The moment that defines what MASH is really all about does not take place in the operating room, nor does it occur on the football field. Nor does it explode as the result of a confrontation between doctors who have been drafted and career military men standing for everything that the antiheroes are rebelling against. Often overlooked as a vital moment in the film due to its contextual surroundings of sacrilegious sexuality is a quiet conversation between Dr. “Hawkeye” Pierce and Lt. “Dish.” The occasion: the “death and resurrection” of “Painless” Waldowski.*
The discussion centers around the fact that the lovely lieutenant is married and therefore going through the necessary requirements for “resurrecting” the suicidal dentist would require sacrificing her virtue. Hawkeye presents this moral quandary in the form of a dualistic argument: what is really more important, saving the actual life of a human being or conforming to a man-made sense of ethics? The answer becomes simple when couched in those terms and Dish sacrifices a certain amount of her virtue for the sake of slicing through Waldowski’s desire to end his own life.

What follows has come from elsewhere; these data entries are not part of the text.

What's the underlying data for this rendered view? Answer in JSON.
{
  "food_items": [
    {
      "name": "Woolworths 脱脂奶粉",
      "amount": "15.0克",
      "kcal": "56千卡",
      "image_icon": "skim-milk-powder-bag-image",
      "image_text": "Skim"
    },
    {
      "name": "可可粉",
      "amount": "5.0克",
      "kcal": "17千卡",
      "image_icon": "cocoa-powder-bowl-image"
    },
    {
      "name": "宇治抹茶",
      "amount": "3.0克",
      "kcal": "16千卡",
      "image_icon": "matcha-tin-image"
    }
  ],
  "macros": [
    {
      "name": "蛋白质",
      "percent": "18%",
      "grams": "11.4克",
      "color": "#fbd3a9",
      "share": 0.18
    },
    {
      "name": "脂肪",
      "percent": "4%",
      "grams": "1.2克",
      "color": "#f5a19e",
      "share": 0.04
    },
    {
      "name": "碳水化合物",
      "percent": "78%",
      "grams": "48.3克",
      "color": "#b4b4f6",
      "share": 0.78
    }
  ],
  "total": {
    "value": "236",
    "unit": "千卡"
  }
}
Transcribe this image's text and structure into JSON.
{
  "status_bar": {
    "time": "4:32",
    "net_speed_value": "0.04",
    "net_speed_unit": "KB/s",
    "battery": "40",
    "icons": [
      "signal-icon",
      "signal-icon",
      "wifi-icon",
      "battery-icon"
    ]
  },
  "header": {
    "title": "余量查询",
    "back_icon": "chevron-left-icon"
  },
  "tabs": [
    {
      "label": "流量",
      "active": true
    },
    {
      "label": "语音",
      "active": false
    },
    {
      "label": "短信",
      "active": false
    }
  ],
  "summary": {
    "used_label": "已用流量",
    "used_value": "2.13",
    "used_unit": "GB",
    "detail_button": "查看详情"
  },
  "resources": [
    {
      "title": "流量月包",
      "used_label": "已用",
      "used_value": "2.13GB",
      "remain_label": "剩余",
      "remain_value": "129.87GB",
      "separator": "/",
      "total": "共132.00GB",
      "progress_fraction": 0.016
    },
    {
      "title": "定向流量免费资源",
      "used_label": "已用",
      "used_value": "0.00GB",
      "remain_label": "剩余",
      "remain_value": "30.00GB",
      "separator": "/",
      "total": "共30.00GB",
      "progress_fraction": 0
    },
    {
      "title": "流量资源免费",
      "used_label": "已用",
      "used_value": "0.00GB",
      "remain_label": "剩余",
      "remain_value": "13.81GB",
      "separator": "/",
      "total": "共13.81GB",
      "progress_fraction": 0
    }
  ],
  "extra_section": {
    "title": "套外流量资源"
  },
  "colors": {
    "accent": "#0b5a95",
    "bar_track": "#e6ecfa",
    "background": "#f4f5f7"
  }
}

That moral argument is at the center of every other scene presented in MASH. The question always comes down to what is really being forwarded as important: genuine concern for humanity or mankind’s self-appointed mandates for living a virtuous. The epicenter of the film’s irony takes place in the surgical operating rooms where concern for human life is enacted through the processes of putting back together again the bodies of soldiers torn apart by weaponry…for the purpose of sending them right back out onto the battlefield to face death again in the name of protecting America’s democratic virtue from the sinister immorality of communism.
What MASH ultimately suggests is that the world would be far better off if all those soldiers put down their rifles and grenades and instead moved to actually engage with the enemy in order to arrive at a universal understanding of the preciousness of each and every life rather than submitting to the will of those thought to be "on their own side" whose personal interests are formed by and in turn reformulate the moral code which is instrumental in sending them out onto the battefield to kill strangers in morally ambiguous conflict for which they are willing to sacrifice that precious ownership.
*The use of colloquial nicknames for just about every single important character in the movie ("Trapper" John, "Radar" O'Reilly, "Hot Lips" Houlihan) becomes shorthand for the undermining of official military apparatus. Or, in other words, the use of nicknames serves to separate them from the military machine which is sending them out to die for the most spurious of reasons.